2) La surproduction de marchandises trouve sa manifestation dans la chute de la production industrielle qui atteint des sommets avec un pays comme la Grande-Bretagne (- 15% entre 1979-80) mais frappe également de façon violente des puissances comme l'Allemagne Fédérale (où, après la sidérurgie et l'automobile, c'est un secteur aussi décisif pour ce pays que la métallurgie qui est en recul), et comme les USA, où une récession en deux temps (phénomène qui illustre la vanité croissante des politiques de "reprise") a provoqué un recul de la production à acier à son niveau de 1967 et de celle d'automobiles à un niveau encore inférieur à celui de cette date là. Seul, le Japon, grâce à son exceptionnelle productivité dans ces secteurs a échappé pour le moment à un tel sort; ceci n'est que partie remise, compte-tenu du développement du protectionnisme à son égard et de la poursuite du déclin des capacités d'absorption de ses marchés aux USA et en Europe occidentale.
3) Le recul de la production industrielle a provoqué et tendra à provoquer de plus en plus une chute des investissements et des profits. En une année (79-80), on a assisté à des baisses de 3% pour la RFA, 7% pour l'Italie, 10,25% pour la Grande- Bretagne dans les dépenses en usines et équipements industriels. Quant à la chute des profits, elle s'est illustrée de façon spectaculaire par des pertes de 4 milliards de dollars dans l'industrie automobile aux USA en 1980.
La tentative mise en évidence par Marx dans "Le Capital" de contrecarrer la baisse du taux de profit par une augmentation de la masse de plus-value se heurte à la saturation croissante des marchés. Plutôt que de s'investir dans une production pour laquelle on sait ne pouvoir trouver d'acquéreurs solvables, les capitaux existants se jettent dans la spéculation ce qui explique notamment les flambées sur le prix de l'or et la hausse des prix du pétrole alors que la consommation de ce bien est en baisse. Ce sont ainsi plus de 1000 milliards de dollars de capitaux "flottants" qui se meuvent dans le monde au gré des fluctuations des prix des matières premières, des devises et des taux d'intérêt et qui, dans leur recherche au jour le jour de placements rentables sont complètement stérilisés pour le développement de la production.

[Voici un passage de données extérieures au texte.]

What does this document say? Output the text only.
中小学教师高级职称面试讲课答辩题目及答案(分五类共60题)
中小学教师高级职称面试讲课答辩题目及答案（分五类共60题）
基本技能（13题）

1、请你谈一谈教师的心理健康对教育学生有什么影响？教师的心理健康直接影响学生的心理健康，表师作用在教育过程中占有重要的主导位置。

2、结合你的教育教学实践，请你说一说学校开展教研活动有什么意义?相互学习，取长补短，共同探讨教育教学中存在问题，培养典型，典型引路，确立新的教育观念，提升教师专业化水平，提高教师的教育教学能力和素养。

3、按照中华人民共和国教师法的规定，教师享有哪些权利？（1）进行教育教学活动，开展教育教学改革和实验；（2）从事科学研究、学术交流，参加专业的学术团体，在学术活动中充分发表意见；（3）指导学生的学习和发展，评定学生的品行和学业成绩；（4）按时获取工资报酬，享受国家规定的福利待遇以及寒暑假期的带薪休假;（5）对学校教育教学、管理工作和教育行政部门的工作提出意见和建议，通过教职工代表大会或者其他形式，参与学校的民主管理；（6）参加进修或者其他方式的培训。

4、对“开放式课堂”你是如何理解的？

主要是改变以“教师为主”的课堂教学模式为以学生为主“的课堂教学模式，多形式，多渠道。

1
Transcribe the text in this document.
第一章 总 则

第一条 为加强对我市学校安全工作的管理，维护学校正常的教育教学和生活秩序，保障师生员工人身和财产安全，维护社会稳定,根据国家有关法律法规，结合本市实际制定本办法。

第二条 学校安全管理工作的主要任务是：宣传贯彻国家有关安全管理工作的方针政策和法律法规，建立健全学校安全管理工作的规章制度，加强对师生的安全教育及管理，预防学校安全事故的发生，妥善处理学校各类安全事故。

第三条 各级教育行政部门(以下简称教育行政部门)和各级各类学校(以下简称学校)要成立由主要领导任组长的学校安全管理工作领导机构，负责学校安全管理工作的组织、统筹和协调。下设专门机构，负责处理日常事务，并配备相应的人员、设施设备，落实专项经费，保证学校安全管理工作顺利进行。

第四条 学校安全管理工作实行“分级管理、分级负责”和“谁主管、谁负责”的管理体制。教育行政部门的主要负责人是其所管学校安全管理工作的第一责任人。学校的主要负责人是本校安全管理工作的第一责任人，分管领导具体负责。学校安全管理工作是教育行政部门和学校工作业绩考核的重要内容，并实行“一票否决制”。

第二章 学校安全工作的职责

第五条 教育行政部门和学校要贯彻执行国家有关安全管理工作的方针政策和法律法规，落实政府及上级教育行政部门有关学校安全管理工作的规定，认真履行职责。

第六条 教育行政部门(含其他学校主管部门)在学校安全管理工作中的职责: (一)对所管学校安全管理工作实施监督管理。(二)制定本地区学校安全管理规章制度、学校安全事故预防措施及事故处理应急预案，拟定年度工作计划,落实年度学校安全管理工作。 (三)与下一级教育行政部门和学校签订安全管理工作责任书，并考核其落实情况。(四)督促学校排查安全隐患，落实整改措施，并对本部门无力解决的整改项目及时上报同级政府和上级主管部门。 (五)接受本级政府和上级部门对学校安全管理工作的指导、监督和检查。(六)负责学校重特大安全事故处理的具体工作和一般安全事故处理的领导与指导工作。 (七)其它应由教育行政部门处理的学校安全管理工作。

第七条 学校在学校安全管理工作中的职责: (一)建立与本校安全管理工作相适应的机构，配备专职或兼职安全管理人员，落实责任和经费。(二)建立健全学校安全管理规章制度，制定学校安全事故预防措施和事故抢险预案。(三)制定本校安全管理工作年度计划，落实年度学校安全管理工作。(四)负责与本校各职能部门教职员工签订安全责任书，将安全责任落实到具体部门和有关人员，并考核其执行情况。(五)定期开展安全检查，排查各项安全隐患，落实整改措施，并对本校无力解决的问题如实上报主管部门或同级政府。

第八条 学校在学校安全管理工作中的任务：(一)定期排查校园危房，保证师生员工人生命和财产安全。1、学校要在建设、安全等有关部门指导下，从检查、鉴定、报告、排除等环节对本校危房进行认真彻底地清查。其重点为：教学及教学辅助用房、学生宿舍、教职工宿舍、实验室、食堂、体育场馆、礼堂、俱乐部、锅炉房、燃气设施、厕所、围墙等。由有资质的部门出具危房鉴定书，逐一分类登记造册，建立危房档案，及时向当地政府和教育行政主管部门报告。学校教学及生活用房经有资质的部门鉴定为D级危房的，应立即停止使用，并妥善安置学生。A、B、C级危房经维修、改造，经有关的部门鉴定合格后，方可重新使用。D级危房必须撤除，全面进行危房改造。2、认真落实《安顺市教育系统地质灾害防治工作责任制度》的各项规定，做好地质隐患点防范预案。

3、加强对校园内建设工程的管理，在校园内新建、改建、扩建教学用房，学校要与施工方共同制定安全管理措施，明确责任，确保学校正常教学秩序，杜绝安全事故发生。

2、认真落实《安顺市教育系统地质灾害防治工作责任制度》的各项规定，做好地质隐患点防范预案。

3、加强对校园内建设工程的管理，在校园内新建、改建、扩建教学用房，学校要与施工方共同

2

4} La surproduction de capital et de marchandise s’accompagne, notamment dans les pays occidentaux, d'une surproduction de la marchandise-force de travail. En deux ans, ce sont 5 millions de chômeurs supplémentaires qui sont venus rejoindre, dans les seuls pays avancés de l'OCDE, l'armée déjà immense des sans-travail jusqu'à atteindre 23 millions à la mi-81. A ceux qui s'obstinent à vouloir trouver des différences de nature entre la crise des années 30 et la crise présente, les chiffres sont en train d'apporter un démenti cinglant : avec 3 millions de chômeurs à la mi-81, la Grande-Bretagne a d'ores et déjà dépassé les chiffres d'avant-guerre et bien d'autres pays d'Europe sont en passe de battre à leur tour ce type de record avec des taux de chômage dépassant les 10% de la population active.
5) Résultant de l'effort désespéré pour contre balancer le manque de demande solvable par la création de crédit et de monnaie, l'inflation s'est maintenue à des taux élevés malgré la récession présente, contrairement à 67, 71 et 74-75 où le recul de la production s'était accompagné d'un certain recul du taux de hausse des prix. Ainsi se trouve confirmée la gravité croissante de la crise, qui ne peut plus naviguer entre l'inflation et la récession mais se manifeste simultanément sous ces deux formes. Se trouve ainsi confirmé l'échec patent de la politique qui avait permis une certaine "reprise" après la récession de 74-75 : la mise en œuvre d’énormes déficits tant budgétaires que commerciaux par les USA à qui était dévolu le rôle de "locomotive" de l'économie mondiale. Seul ce pays, par son importance économique et parce que sa monnaie est la principale monnaie de réserve, pouvait jouer un tel rôle. Mais ce rôle ne pouvait être que de courte durée car, véritable fuite en avant basée sur un simple fonctionnement accéléré de la planche à billets verts, ce mécanisme qui avait permis la "reprise" ne faisait qu'accélérer l'inflation tant aux USA que dans le monde et qu'accumuler les risques d'explosion de tout l'édifice monétaire international et, avec lui, de toute l'économie mondiale. C'est une béquille importante du commerce mondial qui se casse avec l'incapacité pour les USA de poursuivre leur rôle de locomotive.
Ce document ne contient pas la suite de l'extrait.